Being a picky eater like her, Mom use to make meals especially for me like roasted peppers.  She’d put the peppers on the gas stove and burn the skin until it was black.  Then using her bare hands she’d peel off the still hot and blacken skin.  I remember how red her hands would get and worry how much it must have hurt her.  But she never complained.  She’d make me pickled eggplant and asparagus and eggs and a lot of other non-meat meals.
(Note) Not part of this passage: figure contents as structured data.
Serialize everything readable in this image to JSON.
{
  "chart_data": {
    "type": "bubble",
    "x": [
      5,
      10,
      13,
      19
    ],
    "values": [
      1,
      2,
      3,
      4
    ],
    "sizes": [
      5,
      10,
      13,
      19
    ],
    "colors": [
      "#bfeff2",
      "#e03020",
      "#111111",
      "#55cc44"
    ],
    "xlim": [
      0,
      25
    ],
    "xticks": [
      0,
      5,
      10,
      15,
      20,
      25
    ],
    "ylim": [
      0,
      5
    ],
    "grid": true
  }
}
When Thanksgiving Day rolled around Mom would wake up real early to get the turkey ready to bake.  I’d get up early, too and watch her cleaning and preparing the bird, listening to her instructions intently.  “When you get big you’ll have to do this for yourself,” she’d tell me.  “So you better listen and learn how to do this now.”

On special occasions she’d bake us cookies and make them into different shapes.  Sometimes Mom would bake biscotti or pizza from scratch.  I loved to smell the fresh dough and marvel as it rose to twice its original size.

Mom would play cards with us, tell us stories and take us for long walks.  She took care of us when we were ill and made us laugh and have fun.

When I got older and could drive, Mom and I would love to go on long rides into Brandywine and Valley Forge.  We’d go to Mass and then I’d take her to McDonald’s for breakfast.  She’d get tea, never coffee, pancakes and round sausage.  Then we’d go driving for hours and on the way back home we’d stop off at Dairy Queen and get a strawberry sundae.

I remember giving her flowers for birthdays and holidays.  When I was in my teens and early twenties we were close to the same size in clothes and we use to share the same clothes.  Then I got too tall and too heavy while she was still small so she inherited my thin clothes.  For Easter I use to buy each of us a corsage to match our new spring outfits.  At times, we were a lot like BFF (Best Friends Forever) instead of Mother and daughter.  I always wanted to be more like her.

In the future, I’ll be writing about my life and my Mom will be a large part of those stories.  Just as she was a large part of my life.  I miss her.  Sometimes, I’ll catch myself and think, “I’ll have to write Mom about what just happened.”  Then I’ll remember that she’s not around anymore.  Though I’m sure she’s up there looking down and knows already what’s going on in my life.

Happy Birthday, Mom.

evening-in-paris perfumeHer favorite perfume when I was growing up was “Evening in Paris”.  Later, when I had moved away from home, I started wearing vanilla perfume.  After she passed away, searching through her things, I discovered that, unknown to either of us, she, too, had been wearing the same brand of vanilla perfume that I was using.